Happy memories don’t have to be of happy times.
Bob’s mom took the forked nectarine back from him and bit a small bite, mostly nibbling skin. “Bon appétit,” she said again. “The chef highly recommends it. The chef has guests from all over the country come to dine on this delicacy.”
“You already said that.”
“Oh.”
“Will I see Dad again?”
“Now I remember saying that. Sorry.”
“Will I see him soon?”
“My mind is jumpy right now.”
“When?”
“He’ll come to his senses. You don’t leave your family. He knows that. Everyone knows that.” Coffen’s mom smiled at him without much conviction. Then she added, “For our next course, can we have a plum? I’m in the mood for something sweeter. I didn’t already tell you that, did I? I’d hate to think I’m retreading all my material tonight.” She handed the stabbed nectarine back to Bob.
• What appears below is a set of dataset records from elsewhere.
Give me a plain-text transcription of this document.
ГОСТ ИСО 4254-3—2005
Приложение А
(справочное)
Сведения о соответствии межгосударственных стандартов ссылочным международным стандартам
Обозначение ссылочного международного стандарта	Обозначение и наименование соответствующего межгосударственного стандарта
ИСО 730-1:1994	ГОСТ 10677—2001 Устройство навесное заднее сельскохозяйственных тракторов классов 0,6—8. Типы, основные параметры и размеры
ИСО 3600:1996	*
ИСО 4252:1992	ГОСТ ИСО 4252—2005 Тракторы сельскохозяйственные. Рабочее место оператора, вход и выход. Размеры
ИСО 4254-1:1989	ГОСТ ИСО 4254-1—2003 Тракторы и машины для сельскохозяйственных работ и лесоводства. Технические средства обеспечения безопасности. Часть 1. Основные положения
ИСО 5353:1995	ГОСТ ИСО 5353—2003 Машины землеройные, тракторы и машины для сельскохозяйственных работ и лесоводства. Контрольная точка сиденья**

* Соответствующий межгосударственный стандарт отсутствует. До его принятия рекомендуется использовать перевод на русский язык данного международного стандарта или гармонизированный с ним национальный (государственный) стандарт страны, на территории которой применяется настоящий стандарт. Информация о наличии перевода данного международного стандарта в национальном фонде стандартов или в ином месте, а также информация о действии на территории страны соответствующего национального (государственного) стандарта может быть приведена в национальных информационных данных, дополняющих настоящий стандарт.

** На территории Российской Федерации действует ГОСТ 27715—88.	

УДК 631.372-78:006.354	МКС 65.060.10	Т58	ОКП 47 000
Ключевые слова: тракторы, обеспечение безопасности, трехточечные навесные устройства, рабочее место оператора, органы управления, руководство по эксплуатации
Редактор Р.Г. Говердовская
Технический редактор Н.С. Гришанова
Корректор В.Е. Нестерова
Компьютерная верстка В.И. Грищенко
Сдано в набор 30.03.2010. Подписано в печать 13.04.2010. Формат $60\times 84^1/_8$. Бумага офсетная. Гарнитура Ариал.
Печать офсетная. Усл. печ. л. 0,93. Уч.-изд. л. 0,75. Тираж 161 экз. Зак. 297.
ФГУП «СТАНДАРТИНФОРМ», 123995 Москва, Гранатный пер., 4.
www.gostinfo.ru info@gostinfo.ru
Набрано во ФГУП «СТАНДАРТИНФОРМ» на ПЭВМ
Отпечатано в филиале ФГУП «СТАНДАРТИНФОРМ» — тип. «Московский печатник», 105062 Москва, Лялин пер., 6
Obviously, he didn’t want to go to the fridge and fetch a jarred plum, the fruit that reminded him of harvested hearts. But the idea of getting his mom what she wanted was more important to him. She needed to eat. Eleven
pounds was too much weight to lose. A bite of cherries and a nibble on nectarine skin was no way for her to take care of herself.
Coffen peeked in and grabbed the jar. He was able to open this one on his own, the seal popping. Then he lodged a fork in the heart and handed it to her.